Genetics and pharmacogenetics in the diagnosis and therapy of cardiovascular diseases.

Cardiovascular diseases are the main cause of death worldwide. The ability to accurately define individual susceptibility to these disorders is therefore of strategic importance. Linkage analysis and genome-wide association studies have been useful for the identification of genes related to cardiovascular diseases. The identification of variants predisposing to cardiovascular diseases contributes to the risk profile and the possibility of tailored preventive or therapeutic strategies. Molecular genetics and pharmacogenetics are playing an increasingly important role in the correct clinical management of patients. For instance, genetic testing can identify variants that influence how patients metabolize medications, making it possible to prescribe personalized, safer and more efficient treatments, reducing medical costs and improving clinical outcomes. In the near future we can expect a great increment in information and genetic testing, which should be acknowledged as a true branch of diagnostics in cardiology, like hemodynamics and electrophysiology. In this review we summarize the genetics and pharmacogenetics of the main cardiovascular diseases, showing the role played by genetic information in the identification of cardiovascular risk factors and in the diagnosis and therapy of these conditions.

Cardiac conduction defects.

Defects in cardiac electric impulse formation or conduction can lead to an irregular beat (arrhythmia) that can cause sudden death without any apparent cause or after stress. In the following sections, we describe the genetic disorders associated with primary cardiac conduction defects, primarily caused by mutations in ion channel genes. Primary indicates that these disorders are not caused by drugs and are not secondary to other disorders like cardiomyopathies (described in the next section).

Sudden unexplained death due to cardiac arrest.

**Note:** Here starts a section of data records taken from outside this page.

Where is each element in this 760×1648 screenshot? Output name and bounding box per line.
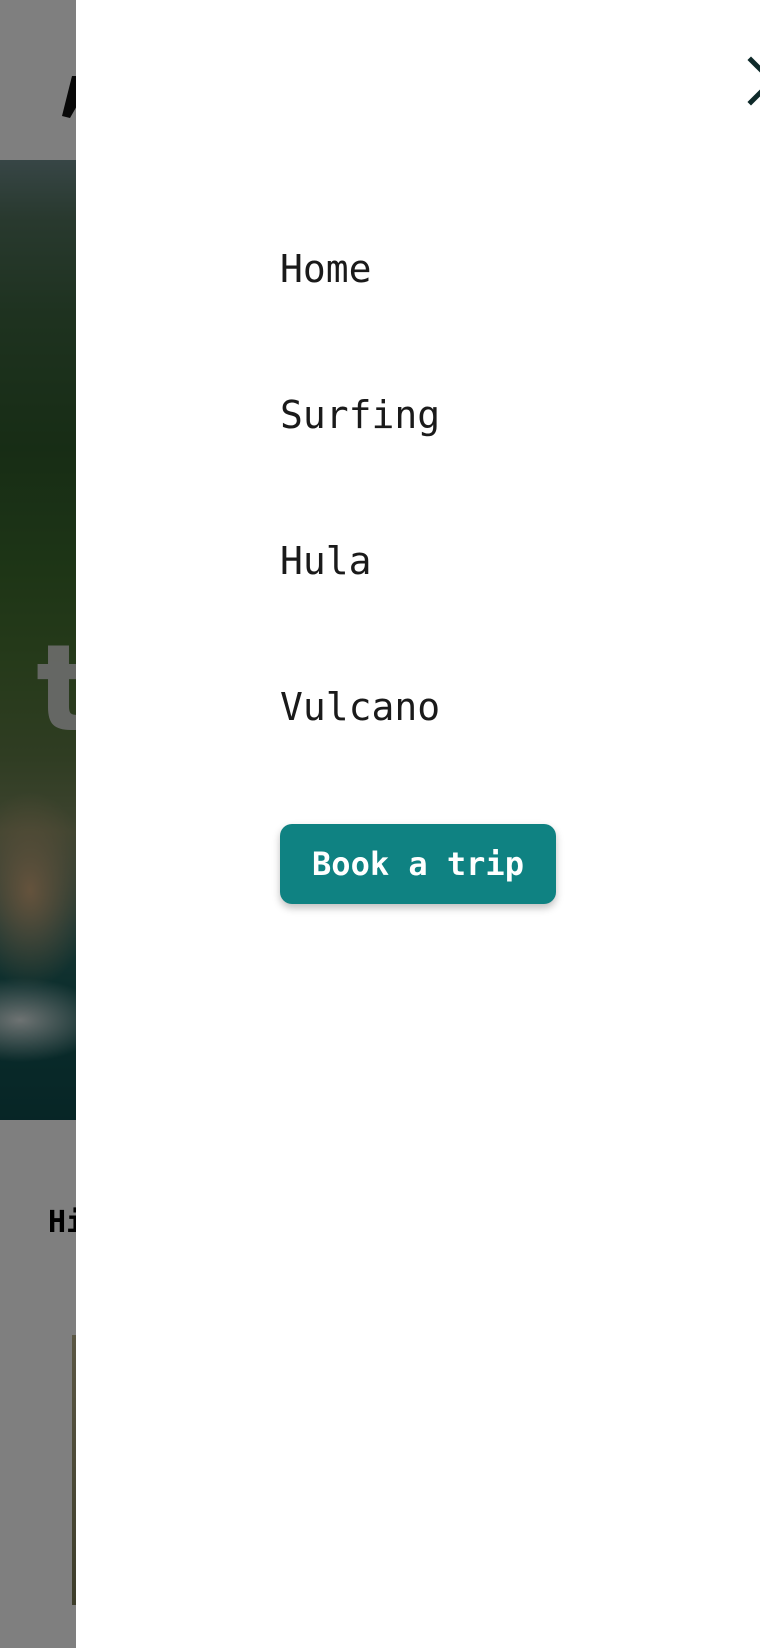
nav-item-vulcano[interactable]: Vulcano (280, 688, 440, 726)
nav-drawer: Home Surfing Hula Vulcano Book a trip (76, 0, 760, 1648)
nav-item-home[interactable]: Home (280, 250, 372, 288)
close-button[interactable] (732, 46, 760, 116)
book-trip-button[interactable]: Book a trip (280, 824, 556, 904)
page: t Hi Home Surfing Hula Vulcano Book a tr… (0, 0, 760, 1648)
nav-item-surfing[interactable]: Surfing (280, 396, 440, 434)
nav-item-hula[interactable]: Hula (280, 542, 372, 580)
close-icon (747, 56, 760, 106)
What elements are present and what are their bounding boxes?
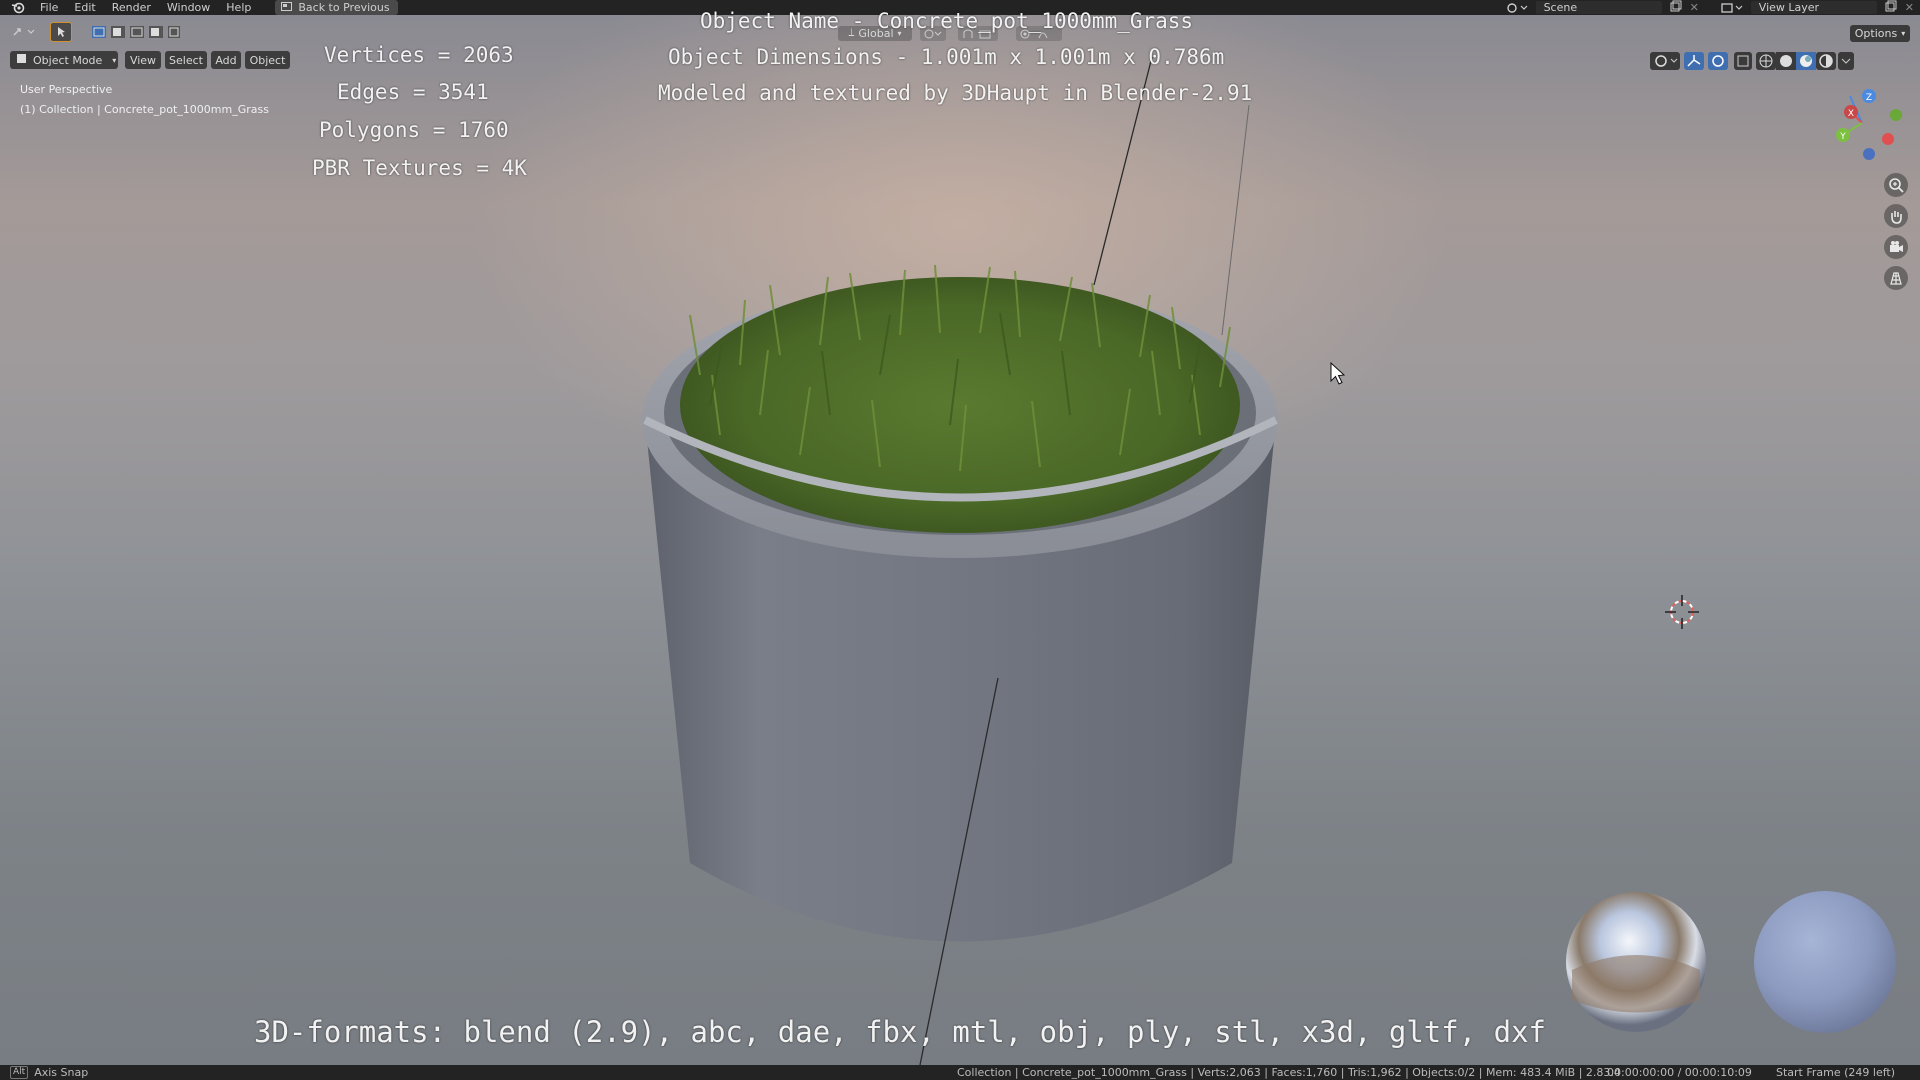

Sudden unexplained death due to cardiac arrest refers to a group of heterogeneous heart disorders characterized by sudden cessation of cardiac activity followed by hemodynamic collapse. It may be associated with structural heart disease or may occur in the absence of structural abnormalities. These inherited conditions increase the risk of sudden unexplained death in living relatives when there is a family history of sudden death. It is recommended to screen other family members of sudden unexplained death victims, as studies have revealed affected individuals in 40% of families.

Cardiomyopathies.

The most common cardiomyopathies often present to primary care physicians with similar symptoms, despite the fact that they involve a variety of phenotypes and etiologies (1). Many have signs and symptoms common in heart failure, such as reduced ejection fraction, peripheral edema, fatigue, orthopnea, exertion dyspnea, paroxysmal nocturnal dyspnea, presyncope, syncope and cardiac ischemia (1). In all cardiomyopathies, the cardiac muscle (myocardium) may be structurally and/or functionally impaired. They can be classified as hypertrophic, dilated, left-ventricular non compaction, restrictive and arrhythmogenic right ventricular cardiomyopathies.

Hereditary thrombophilia.

Thrombophilia is a group of disorders in which blood has an increased tendency to clot. It may be caused by inherited or acquired conditions. Thrombophilia is associated with risk of deep venous thrombosis and/or venous thromboembolism. Factor V Leiden thrombophilia is the most common inherited form of thrombophilia and prothrombin-related thrombophilia is the second most common genetic form of thrombophilia, occurring in about 1.7-3% of the European and US general populations (3). Thrombophilia may have autosomal dominant, autosomal recessive or X-linked inheritance. Genetic testing is useful for confirming diagnosis and for differential diagnosis, recurrence risk evaluation and asymptomatic diagnosis in families with a known mutation.